Thankfully for United, it’s the tools at the manager’s disposal that appear to show a more tangible improvement over time. Transfer funds are rarely scarce at Old Trafford, but rushed recruitment and poor planning around certain signings has seen other clubs benefit from their missteps too often in recent years (cut to Romelu Lukaku and Alexis Sanchez contributing to Inter Milan’s Serie A title push this season).
Most notable among their recent market successes is of course Bruno Fernandes, a name that’s become synonymous when any present-day United success is mentioned.

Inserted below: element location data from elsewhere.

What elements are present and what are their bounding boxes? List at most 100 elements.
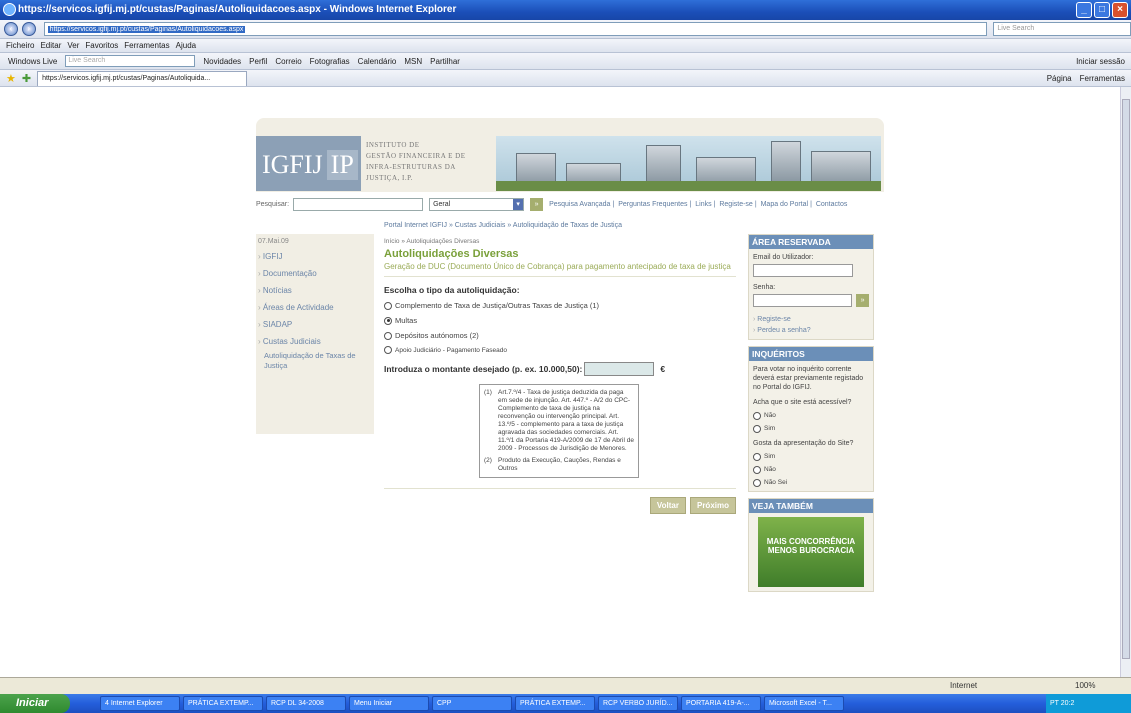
radio-icon[interactable] — [753, 424, 761, 433]
lost-password-link[interactable]: Perdeu a senha? — [753, 326, 869, 335]
amount-input[interactable] — [584, 362, 655, 376]
nav-item-documentacao[interactable]: Documentação — [256, 266, 374, 283]
menu-tools[interactable]: Ferramentas — [124, 41, 169, 50]
menu-edit[interactable]: Editar — [40, 41, 61, 50]
search-scope-select[interactable]: Geral — [429, 197, 525, 211]
note-2: (2) Produto da Execução, Cauções, Rendas … — [484, 457, 634, 473]
link-advanced-search[interactable]: Pesquisa Avançada — [549, 201, 610, 208]
live-link-share[interactable]: Partilhar — [430, 57, 460, 66]
url-input[interactable]: https://servicos.igfij.mj.pt/custas/Pagi… — [43, 22, 988, 36]
live-link-mail[interactable]: Correio — [275, 57, 301, 66]
poll-label: Não — [764, 412, 776, 419]
live-link-news[interactable]: Novidades — [203, 57, 241, 66]
note-key: (2) — [484, 457, 492, 464]
radio-icon[interactable] — [753, 411, 761, 420]
live-search-input[interactable]: Live Search — [993, 22, 1131, 36]
poll-option[interactable]: Sim — [753, 452, 869, 461]
poll-option[interactable]: Sim — [753, 424, 869, 433]
login-button[interactable]: » — [856, 294, 869, 307]
live-link-photos[interactable]: Fotografias — [310, 57, 350, 66]
add-favorite-icon[interactable]: ✚ — [22, 72, 31, 85]
option-label: Depósitos autónomos (2) — [395, 331, 479, 340]
taskbar-item[interactable]: RCP DL 34-2008 — [266, 696, 346, 711]
search-go-button[interactable]: » — [530, 197, 544, 211]
link-sitemap[interactable]: Mapa do Portal — [761, 201, 808, 208]
taskbar-item[interactable]: 4 Internet Explorer — [100, 696, 180, 711]
taskbar-item[interactable]: PRÁTICA EXTEMP... — [183, 696, 263, 711]
nav-item-igfij[interactable]: IGFIJ — [256, 249, 374, 266]
form-buttons: Voltar Próximo — [384, 488, 736, 514]
zoom-level[interactable]: 100% — [1075, 681, 1095, 690]
taskbar-item[interactable]: Menu Iniciar — [349, 696, 429, 711]
page-breadcrumb[interactable]: Início » Autoliquidações Diversas — [384, 238, 736, 245]
live-toolbar-search[interactable]: Live Search — [65, 55, 196, 67]
radio-icon[interactable] — [384, 331, 392, 340]
minimize-icon[interactable]: _ — [1076, 2, 1092, 18]
back-icon[interactable]: ‹ — [4, 22, 18, 36]
poll-option[interactable]: Não Sei — [753, 478, 869, 487]
forward-icon[interactable]: › — [21, 22, 36, 36]
option-depositos[interactable]: Depósitos autónomos (2) — [384, 331, 736, 340]
see-also-box: Veja Também MAIS CONCORRÊNCIA MENOS BURO… — [748, 498, 874, 592]
radio-icon[interactable] — [384, 301, 392, 310]
option-multas[interactable]: Multas — [384, 316, 736, 325]
vertical-scrollbar[interactable] — [1120, 87, 1131, 677]
register-link[interactable]: Registe-se — [753, 315, 869, 324]
promo-banner[interactable]: MAIS CONCORRÊNCIA MENOS BUROCRACIA — [758, 517, 864, 587]
password-field[interactable] — [753, 294, 853, 307]
note-text: Art.7.º/4 - Taxa de justiça deduzida da … — [498, 389, 634, 452]
windows-live-toolbar: Windows Live Live Search Novidades Perfi… — [0, 53, 1131, 70]
nav-item-siadap[interactable]: SIADAP — [256, 317, 374, 334]
breadcrumb[interactable]: Portal Internet IGFIJ » Custas Judiciais… — [384, 222, 622, 229]
back-button[interactable]: Voltar — [649, 497, 686, 514]
close-icon[interactable]: × — [1112, 2, 1128, 18]
maximize-icon[interactable]: □ — [1094, 2, 1110, 18]
search-label: Pesquisar: — [256, 200, 290, 208]
signin-link[interactable]: Iniciar sessão — [1076, 57, 1125, 66]
poll-option[interactable]: Não — [753, 411, 869, 420]
tools-menu[interactable]: Ferramentas — [1080, 74, 1125, 83]
favorites-star-icon[interactable]: ★ — [6, 72, 16, 85]
taskbar-item[interactable]: CPP — [432, 696, 512, 711]
nav-item-noticias[interactable]: Notícias — [256, 283, 374, 300]
email-field[interactable] — [753, 264, 853, 277]
radio-icon[interactable] — [753, 465, 761, 474]
live-link-profile[interactable]: Perfil — [249, 57, 267, 66]
note-1: (1) Art.7.º/4 - Taxa de justiça deduzida … — [484, 389, 634, 453]
link-contacts[interactable]: Contactos — [816, 201, 848, 208]
live-link-msn[interactable]: MSN — [404, 57, 422, 66]
menu-help[interactable]: Ajuda — [176, 41, 196, 50]
nav-item-areas[interactable]: Áreas de Actividade — [256, 300, 374, 317]
poll-option[interactable]: Não — [753, 465, 869, 474]
link-register[interactable]: Registe-se — [719, 201, 752, 208]
browser-tab[interactable]: https://servicos.igfij.mj.pt/custas/Pagi… — [37, 70, 248, 86]
page-menu[interactable]: Página — [1047, 74, 1072, 83]
system-tray: PT 20:2 — [1046, 694, 1131, 713]
nav-item-custas[interactable]: Custas Judiciais — [256, 334, 374, 351]
taskbar-item[interactable]: PORTARIA 419-A-... — [681, 696, 761, 711]
option-apoio[interactable]: Apoio Judiciário - Pagamento Faseado — [384, 346, 736, 354]
taskbar-item[interactable]: RCP VERBO JURÍD... — [598, 696, 678, 711]
nav-subitem-autoliquidacao[interactable]: Autoliquidação de Taxas de Justiça — [256, 351, 374, 371]
taskbar: Iniciar 4 Internet Explorer PRÁTICA EXTE… — [0, 694, 1131, 713]
link-faq[interactable]: Perguntas Frequentes — [618, 201, 687, 208]
next-button[interactable]: Próximo — [689, 497, 736, 514]
scrollbar-thumb[interactable] — [1122, 99, 1130, 659]
menu-file[interactable]: Ficheiro — [6, 41, 34, 50]
radio-icon[interactable] — [753, 478, 761, 487]
taskbar-item[interactable]: PRÁTICA EXTEMP... — [515, 696, 595, 711]
email-label: Email do Utilizador: — [753, 254, 814, 261]
site-search-input[interactable] — [293, 197, 424, 211]
menu-view[interactable]: Ver — [67, 41, 79, 50]
live-link-calendar[interactable]: Calendário — [358, 57, 397, 66]
link-links[interactable]: Links — [695, 201, 711, 208]
menu-favorites[interactable]: Favoritos — [85, 41, 118, 50]
start-button[interactable]: Iniciar — [0, 694, 70, 713]
radio-icon[interactable] — [753, 452, 761, 461]
taskbar-item[interactable]: Microsoft Excel - T... — [764, 696, 844, 711]
option-complemento[interactable]: Complemento de Taxa de Justiça/Outras Ta… — [384, 301, 736, 310]
option-label: Multas — [395, 316, 418, 325]
choose-type-label: Escolha o tipo da autoliquidação: — [384, 285, 520, 295]
radio-icon[interactable] — [384, 346, 392, 354]
radio-selected-icon[interactable] — [384, 316, 392, 325]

The Portugal international—a $60 million recruit from Sporting CP in January 2020—enjoyed a meteoric first year in Manchester, becoming a favorite for both fans and his manager alike:
Fernandes, 26, has provided an impetus that gives fans hope not only in the present, but for years to come. The same can be said of 27-year-old captain Harry Maguire, who bulldozed past on and off-field distractions in 2020 to recapture the kind of form that earned him his $95 million transfer to the club in the first place:
It may seem like child’s play from the outside, but mashing so many talented professionals into a cohesive unit capable of fulfilling massive expectations is the challenge of a lifetime for Solskjaer.
And it’s not just the new faces contributing to the cause in a big way. Eric Bailly has retained the manager’s trust and is displaying his best United form to date thus far, while Luke Shaw looks determined to ensure summer signing Alex Telles doesn’t get a look-in on the left side of defense.

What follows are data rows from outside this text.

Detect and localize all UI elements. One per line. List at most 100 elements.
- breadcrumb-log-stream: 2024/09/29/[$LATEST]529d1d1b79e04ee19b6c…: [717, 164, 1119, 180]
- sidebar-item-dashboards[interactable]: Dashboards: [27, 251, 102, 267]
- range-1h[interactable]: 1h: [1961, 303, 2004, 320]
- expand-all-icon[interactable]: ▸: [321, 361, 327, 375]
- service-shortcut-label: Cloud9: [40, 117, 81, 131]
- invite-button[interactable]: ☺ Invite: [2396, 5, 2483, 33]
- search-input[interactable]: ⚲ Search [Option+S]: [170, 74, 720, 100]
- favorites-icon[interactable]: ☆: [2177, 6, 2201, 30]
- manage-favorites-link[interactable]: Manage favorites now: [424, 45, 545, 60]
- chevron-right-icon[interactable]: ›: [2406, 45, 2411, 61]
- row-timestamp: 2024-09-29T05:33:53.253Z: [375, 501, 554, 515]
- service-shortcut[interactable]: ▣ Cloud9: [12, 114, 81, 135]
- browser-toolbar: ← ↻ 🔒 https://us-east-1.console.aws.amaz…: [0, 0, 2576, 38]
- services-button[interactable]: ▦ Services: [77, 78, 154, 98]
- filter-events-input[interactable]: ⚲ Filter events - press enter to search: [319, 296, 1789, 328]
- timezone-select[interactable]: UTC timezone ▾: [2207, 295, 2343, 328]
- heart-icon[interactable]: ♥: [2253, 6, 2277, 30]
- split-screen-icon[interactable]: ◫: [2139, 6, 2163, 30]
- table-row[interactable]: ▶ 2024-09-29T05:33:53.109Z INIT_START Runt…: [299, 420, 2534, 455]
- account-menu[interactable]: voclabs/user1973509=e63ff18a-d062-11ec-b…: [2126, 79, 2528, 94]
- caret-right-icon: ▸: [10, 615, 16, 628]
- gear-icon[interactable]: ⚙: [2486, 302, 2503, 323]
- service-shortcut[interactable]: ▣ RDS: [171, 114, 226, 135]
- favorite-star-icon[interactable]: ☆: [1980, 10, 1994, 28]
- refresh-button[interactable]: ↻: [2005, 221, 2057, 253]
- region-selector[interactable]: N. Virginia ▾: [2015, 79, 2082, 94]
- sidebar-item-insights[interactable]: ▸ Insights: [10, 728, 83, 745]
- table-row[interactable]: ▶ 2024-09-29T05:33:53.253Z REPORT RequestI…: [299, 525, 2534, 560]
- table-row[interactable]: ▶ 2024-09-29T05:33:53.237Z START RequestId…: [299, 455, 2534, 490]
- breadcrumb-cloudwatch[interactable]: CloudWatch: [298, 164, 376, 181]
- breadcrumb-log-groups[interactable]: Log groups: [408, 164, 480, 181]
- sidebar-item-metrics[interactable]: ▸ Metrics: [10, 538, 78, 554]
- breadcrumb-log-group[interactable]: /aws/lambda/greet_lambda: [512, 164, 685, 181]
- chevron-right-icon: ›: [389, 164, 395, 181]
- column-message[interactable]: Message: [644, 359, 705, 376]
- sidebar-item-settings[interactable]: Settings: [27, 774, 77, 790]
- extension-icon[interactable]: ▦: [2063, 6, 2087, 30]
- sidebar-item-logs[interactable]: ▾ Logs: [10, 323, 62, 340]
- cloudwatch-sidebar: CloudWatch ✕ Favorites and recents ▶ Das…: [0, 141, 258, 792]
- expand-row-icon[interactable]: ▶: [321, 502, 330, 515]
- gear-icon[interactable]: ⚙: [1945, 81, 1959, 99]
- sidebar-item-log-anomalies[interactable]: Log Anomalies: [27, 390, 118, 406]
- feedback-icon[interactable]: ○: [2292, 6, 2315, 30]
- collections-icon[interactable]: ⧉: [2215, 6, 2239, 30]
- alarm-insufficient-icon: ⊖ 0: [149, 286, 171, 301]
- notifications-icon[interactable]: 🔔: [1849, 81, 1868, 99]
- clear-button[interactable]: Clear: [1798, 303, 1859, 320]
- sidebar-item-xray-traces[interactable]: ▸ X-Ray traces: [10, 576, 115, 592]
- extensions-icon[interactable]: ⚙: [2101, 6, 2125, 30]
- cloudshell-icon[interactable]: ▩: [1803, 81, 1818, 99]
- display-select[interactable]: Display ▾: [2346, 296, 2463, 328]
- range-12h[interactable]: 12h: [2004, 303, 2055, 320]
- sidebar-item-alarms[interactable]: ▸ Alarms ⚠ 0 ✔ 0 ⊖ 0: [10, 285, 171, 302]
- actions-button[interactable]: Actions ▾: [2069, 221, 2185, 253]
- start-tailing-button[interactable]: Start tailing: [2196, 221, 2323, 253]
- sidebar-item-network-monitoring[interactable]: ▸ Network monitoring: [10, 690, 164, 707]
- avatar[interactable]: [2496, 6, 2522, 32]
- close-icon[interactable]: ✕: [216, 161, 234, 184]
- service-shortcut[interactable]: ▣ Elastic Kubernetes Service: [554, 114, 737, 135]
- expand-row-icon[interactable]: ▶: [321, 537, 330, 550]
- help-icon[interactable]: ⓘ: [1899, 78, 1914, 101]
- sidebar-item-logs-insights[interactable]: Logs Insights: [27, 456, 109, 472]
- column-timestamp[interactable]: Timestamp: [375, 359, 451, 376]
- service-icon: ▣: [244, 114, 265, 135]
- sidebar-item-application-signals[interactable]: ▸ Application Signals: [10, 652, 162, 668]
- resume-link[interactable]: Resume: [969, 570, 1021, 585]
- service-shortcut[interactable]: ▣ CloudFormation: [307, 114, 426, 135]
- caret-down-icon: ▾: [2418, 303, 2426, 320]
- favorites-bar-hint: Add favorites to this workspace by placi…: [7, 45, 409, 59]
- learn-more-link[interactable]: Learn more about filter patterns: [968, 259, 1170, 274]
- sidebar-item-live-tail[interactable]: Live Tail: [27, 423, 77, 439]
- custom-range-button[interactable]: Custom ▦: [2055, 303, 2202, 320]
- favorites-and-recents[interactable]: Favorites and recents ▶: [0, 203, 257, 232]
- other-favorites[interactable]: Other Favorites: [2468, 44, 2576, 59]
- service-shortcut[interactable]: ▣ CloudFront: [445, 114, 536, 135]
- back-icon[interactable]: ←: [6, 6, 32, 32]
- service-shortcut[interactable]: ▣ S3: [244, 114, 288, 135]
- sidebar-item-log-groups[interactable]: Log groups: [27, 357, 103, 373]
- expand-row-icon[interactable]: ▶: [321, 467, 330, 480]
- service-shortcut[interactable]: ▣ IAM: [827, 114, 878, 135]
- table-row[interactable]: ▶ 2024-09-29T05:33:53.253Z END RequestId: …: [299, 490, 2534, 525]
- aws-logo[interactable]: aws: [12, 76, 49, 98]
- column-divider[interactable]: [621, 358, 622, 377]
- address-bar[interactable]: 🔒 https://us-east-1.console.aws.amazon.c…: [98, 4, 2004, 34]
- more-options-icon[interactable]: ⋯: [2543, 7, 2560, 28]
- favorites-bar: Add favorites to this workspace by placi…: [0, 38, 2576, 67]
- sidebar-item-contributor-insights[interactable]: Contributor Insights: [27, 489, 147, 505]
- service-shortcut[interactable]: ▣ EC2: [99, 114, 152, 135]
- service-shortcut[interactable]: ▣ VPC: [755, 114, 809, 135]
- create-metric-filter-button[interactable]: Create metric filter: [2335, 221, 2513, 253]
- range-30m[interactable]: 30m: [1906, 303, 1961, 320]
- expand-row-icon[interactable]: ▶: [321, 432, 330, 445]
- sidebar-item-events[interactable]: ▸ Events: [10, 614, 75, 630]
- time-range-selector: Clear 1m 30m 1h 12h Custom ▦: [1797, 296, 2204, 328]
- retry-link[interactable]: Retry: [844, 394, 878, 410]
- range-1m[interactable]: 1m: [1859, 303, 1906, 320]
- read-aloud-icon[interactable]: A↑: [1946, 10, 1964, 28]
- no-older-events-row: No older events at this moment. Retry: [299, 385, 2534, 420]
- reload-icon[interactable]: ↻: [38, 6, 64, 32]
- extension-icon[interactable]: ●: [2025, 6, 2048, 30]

Solskjaer has even managed to mend Paul Pogba’s situation to the point where the Frenchman is not just a workable asset, but a born-again, integral part of the team, having gone 90 minutes in six of the club's last eight matches. It was his winner at Burnley that sent United to the top of the Premier League table for the first time this season, the kind of impact his employers would have hoped to see on a far more regular basis in recent years:
The manager’s handling of that dilemma, refusing to mimic predecessor Mourinho in publicly criticising his player, may save the club a small fortune in the short-term should the Frenchman exit this summer. Looking further ahead, it could even get a few more years of fealty out of World Cup-winner Pogba, who looks happier than ever to be part of a United team that looks more capable of winning games now as it has at any point in the past seven years.
It’s these kind of abstract improvements that can so often be overlooked when gauging success, the unforgiving guillotine upon which any manager is ultimately judged–as Slaven Bilic can attest. United have shown patience in their talisman-turned-tactician, who arrived in raw form but is gradually polishing his product to shine alongside a glittering garrison of managerial talent in England.
Easy as it would be to attribute United’s success so far this season to the underperformance of certain giants, the numbers tell the true tale: United are getting better the longer they work under a boss who has the squad’s trust.
Stability breeds success, after all, and on the back of the most chaotic year in living memory, United’s ship looks as steady as it has since Solskjaer’s former mentor was at the wheel. This Sunday will reveal if that stability means a Premier League trophy is a realistic hope this season.